Juxtapositions — putting like with non-like — add zip, surprise, sometimes anxiety, and often uncertainty to our lives. They’re also at the heart of what makes poetry poetry: images and language you don’t expect together that pop open new ways to see the world. So let’s just say it’s more a more-than-poetic weekend (or life).
Friday our small but loving Jewish community gathered in the cold wind to bury our beloved friend, Shirley. Although the temperatures were in the high 40s, we talked afterwards, at her home over dolmas and brownies, about how much colder it felt, but part of that was surely because Shirley’s bright, glittery, funny, and loving life was gone. It seemed wrong for us to be so alive in her home, looking at her photos and eating cookies without her.
Saturday, Ken and I drove south to the small town of Garnett, Kansas, where I did my first presentation for the DAR (yes, that DAR). In a beautiful library, in a room next to the astonishing Walker collection (an original John Steuart Curry!
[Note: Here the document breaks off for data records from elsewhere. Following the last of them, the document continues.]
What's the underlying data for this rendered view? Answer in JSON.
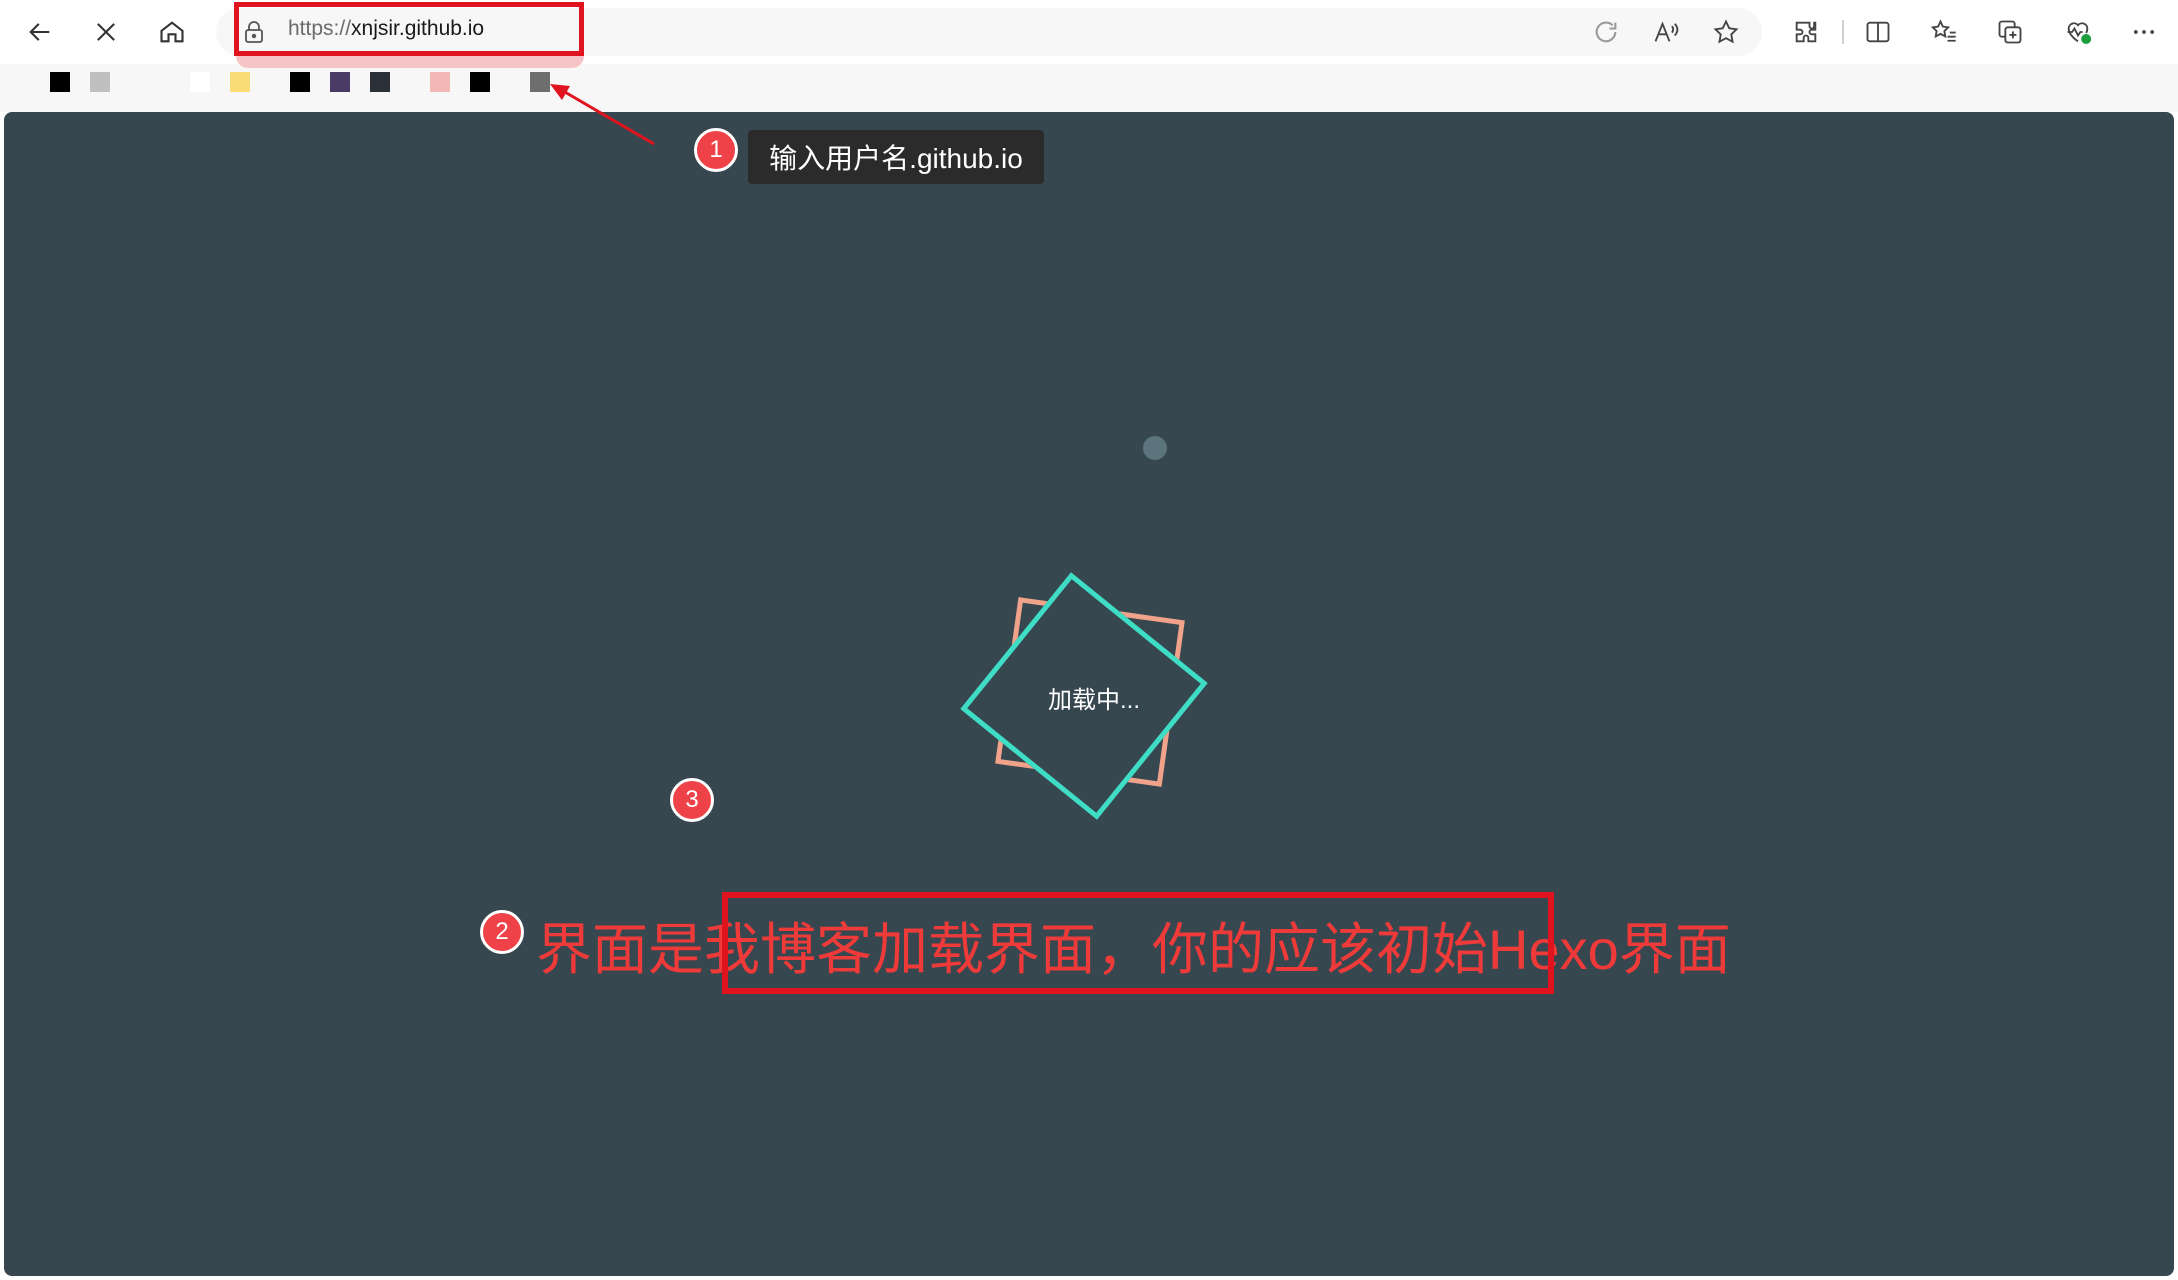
{
  "browser": {
    "url_scheme": "https://",
    "url_host": "xnjsir.github.io",
    "bookmark_colors": [
      "#000000",
      "#c0c0c0",
      "#ffffff",
      "#f9dc75",
      "#000000",
      "#4a3b66",
      "#2c3039",
      "#f2b8b5",
      "#000000",
      "#6e6e6e"
    ]
  },
  "page": {
    "loading_text": "加载中...",
    "background_color": "#37474f",
    "loader_colors": {
      "front": "#3fdcc6",
      "back": "#f0a38a"
    }
  },
  "annotations": {
    "step1_number": "1",
    "step1_tooltip": "输入用户名.github.io",
    "step2_number": "2",
    "step2_note": "界面是我博客加载界面，你的应该初始Hexo界面",
    "step3_number": "3",
    "accent_color": "#e0141e"
  }
}
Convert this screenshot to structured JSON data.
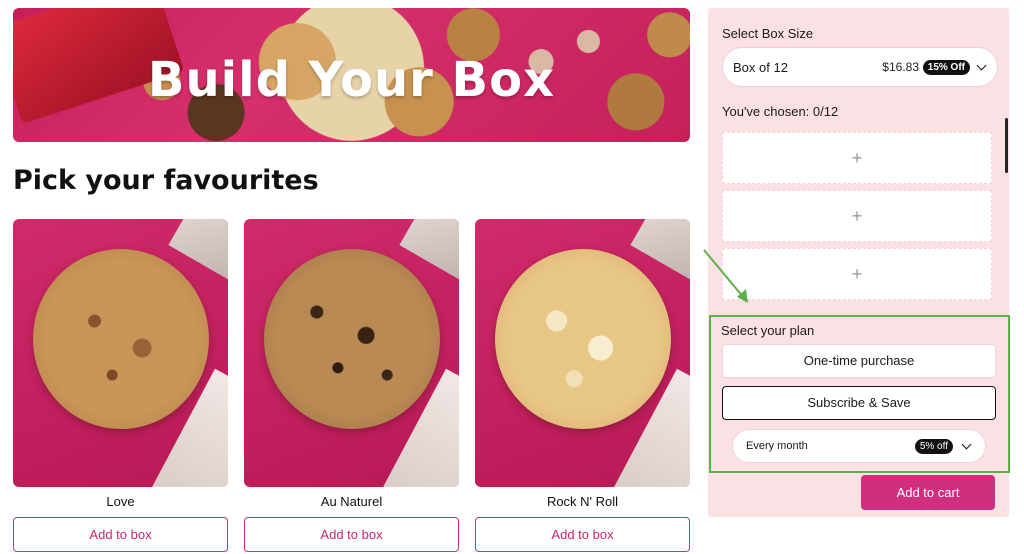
{
  "hero": {
    "title": "Build Your Box"
  },
  "section_title": "Pick your favourites",
  "products": [
    {
      "name": "Love",
      "button": "Add to box"
    },
    {
      "name": "Au Naturel",
      "button": "Add to box"
    },
    {
      "name": "Rock N' Roll",
      "button": "Add to box"
    }
  ],
  "sidebar": {
    "box_size_label": "Select Box Size",
    "box_select": {
      "value": "Box of 12",
      "price": "$16.83",
      "discount": "15% Off"
    },
    "chosen_label": "You've chosen:",
    "chosen_count": "0/12",
    "slot_symbol": "+",
    "plan_label": "Select your plan",
    "plan_options": [
      "One-time purchase",
      "Subscribe & Save"
    ],
    "frequency": {
      "value": "Every month",
      "discount": "5% off"
    },
    "cart_button": "Add to cart"
  },
  "colors": {
    "accent": "#d02f80",
    "sidebar_bg": "#fbe1e4",
    "highlight_border": "#5db14b"
  },
  "icons": [
    "chevron-down-icon",
    "plus-icon",
    "annotation-arrow-icon"
  ]
}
A Édouard Manet! — so much more in this town of just over 3,000 people), In doing a Humanities Kansas program on the Holocaust, especially focusing on the lives of Lou Frydman and Jarek Piekalkiewicz, I discovered that the DAR chapter was deeply attuned to history and its lessons, and also to the weight of anti-Semitism and other ways humans diminish each other.
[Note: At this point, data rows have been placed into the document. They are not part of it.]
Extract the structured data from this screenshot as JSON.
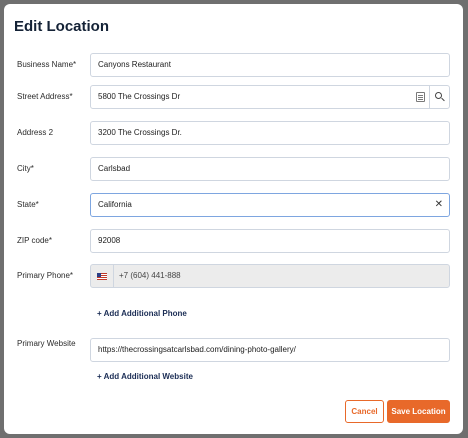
{
  "modal": {
    "title": "Edit Location"
  },
  "fields": {
    "business_name": {
      "label": "Business Name*",
      "value": "Canyons Restaurant"
    },
    "street_address": {
      "label": "Street Address*",
      "value": "5800 The Crossings Dr"
    },
    "address2": {
      "label": "Address 2",
      "value": "3200 The Crossings Dr."
    },
    "city": {
      "label": "City*",
      "value": "Carlsbad"
    },
    "state": {
      "label": "State*",
      "value": "California"
    },
    "zip": {
      "label": "ZIP code*",
      "value": "92008"
    },
    "primary_phone": {
      "label": "Primary Phone*",
      "value": "+7 (604) 441-888"
    },
    "primary_website": {
      "label": "Primary Website",
      "value": "https://thecrossingsatcarlsbad.com/dining-photo-gallery/"
    }
  },
  "links": {
    "add_phone": "+ Add Additional Phone",
    "add_website": "+ Add Additional Website"
  },
  "buttons": {
    "cancel": "Cancel",
    "save": "Save Location"
  },
  "icons": {
    "address_card": "address-card-icon",
    "search": "search-icon",
    "clear": "close-icon",
    "flag": "us-flag-icon"
  },
  "colors": {
    "accent": "#e8692a",
    "title": "#142236",
    "link": "#1b2d55",
    "focus_border": "#7ea6e0"
  }
}
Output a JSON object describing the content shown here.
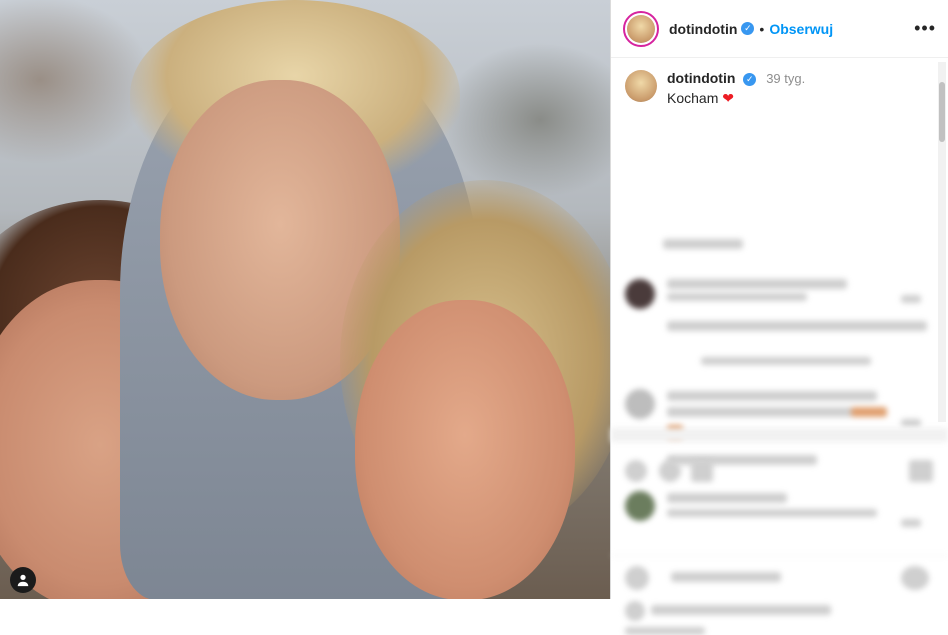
{
  "post": {
    "username": "dotindotin",
    "verified_icon": "verified-badge-icon",
    "separator": "•",
    "follow_label": "Obserwuj",
    "more_label": "•••",
    "caption": {
      "username": "dotindotin",
      "time": "39 tyg.",
      "text": "Kocham",
      "emoji": "❤"
    }
  },
  "colors": {
    "accent": "#0095f6",
    "verified": "#3897f0",
    "heart": "#ed1c24",
    "text": "#262626",
    "muted": "#8e8e8e"
  },
  "icons": [
    "user-icon",
    "more-icon",
    "verified-badge-icon",
    "heart-emoji"
  ]
}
From there, there was apple pie in a German Baptist Brethren restaurant, a late-night film with Ken about art, Norway, and some lost New Yorkers finding their way, and typing this now with blue and fuschia-stained fingers because I’m in the middle of parfait-dyeing a load of socks and shirts for my kids.
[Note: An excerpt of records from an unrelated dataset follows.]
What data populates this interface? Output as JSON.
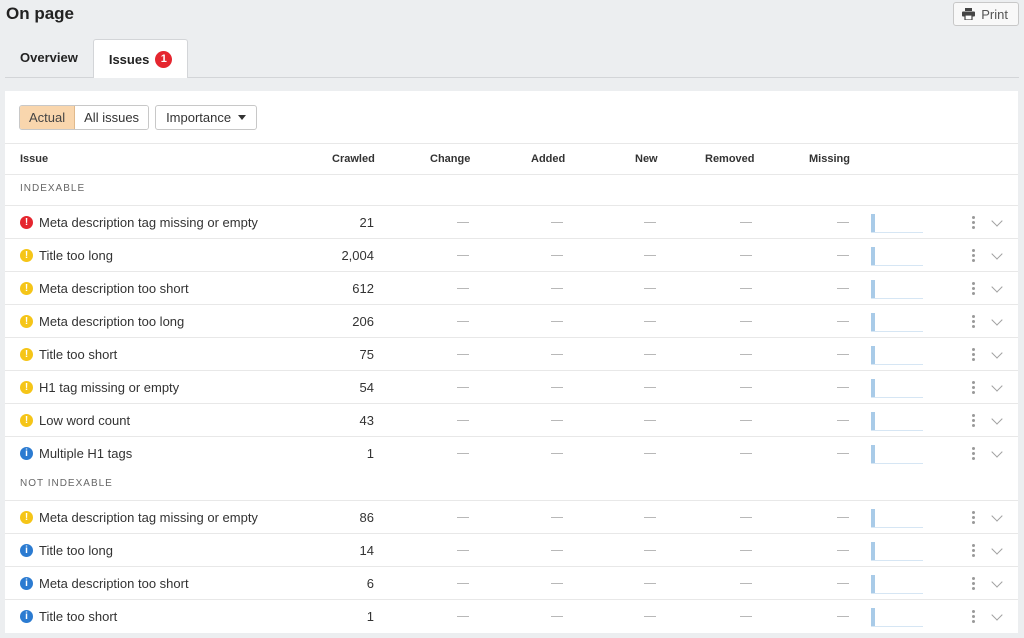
{
  "header": {
    "title": "On page",
    "print_label": "Print"
  },
  "tabs": [
    {
      "label": "Overview",
      "active": false
    },
    {
      "label": "Issues",
      "active": true,
      "badge": "1"
    }
  ],
  "filters": {
    "actual": "Actual",
    "all_issues": "All issues",
    "importance": "Importance"
  },
  "columns": [
    "Issue",
    "Crawled",
    "Change",
    "Added",
    "New",
    "Removed",
    "Missing"
  ],
  "empty_value": "—",
  "groups": [
    {
      "label": "INDEXABLE",
      "rows": [
        {
          "name": "Meta description tag missing or empty",
          "crawled": "21",
          "severity": "error"
        },
        {
          "name": "Title too long",
          "crawled": "2,004",
          "severity": "warning"
        },
        {
          "name": "Meta description too short",
          "crawled": "612",
          "severity": "warning"
        },
        {
          "name": "Meta description too long",
          "crawled": "206",
          "severity": "warning"
        },
        {
          "name": "Title too short",
          "crawled": "75",
          "severity": "warning"
        },
        {
          "name": "H1 tag missing or empty",
          "crawled": "54",
          "severity": "warning"
        },
        {
          "name": "Low word count",
          "crawled": "43",
          "severity": "warning"
        },
        {
          "name": "Multiple H1 tags",
          "crawled": "1",
          "severity": "notice"
        }
      ]
    },
    {
      "label": "NOT INDEXABLE",
      "rows": [
        {
          "name": "Meta description tag missing or empty",
          "crawled": "86",
          "severity": "warning"
        },
        {
          "name": "Title too long",
          "crawled": "14",
          "severity": "notice"
        },
        {
          "name": "Meta description too short",
          "crawled": "6",
          "severity": "notice"
        },
        {
          "name": "Title too short",
          "crawled": "1",
          "severity": "notice"
        }
      ]
    }
  ]
}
I realize, in this juxtaposition of weather (dark, cold, sharp rain yesterday, and big, bright road-trip weather today) and time, that most moments of our lives are juxtapositions. We expect one thing, do one task, read about another thing, look at the window, and the kaleidoscope of like and not-like, the expected and so much of the unexpected keeps turning its wheel through our minutes and weeks.
Trying to fall asleep late last night, I felt the weight of that wheel, especially with several people I love dying in the last month juxtaposed with the twinkle-lights of the holidays everywhere, and now here we are stepping, sleeping, and waking into another time. May we continue to find meaning in what shows up, making a new pattern out of what’s already here.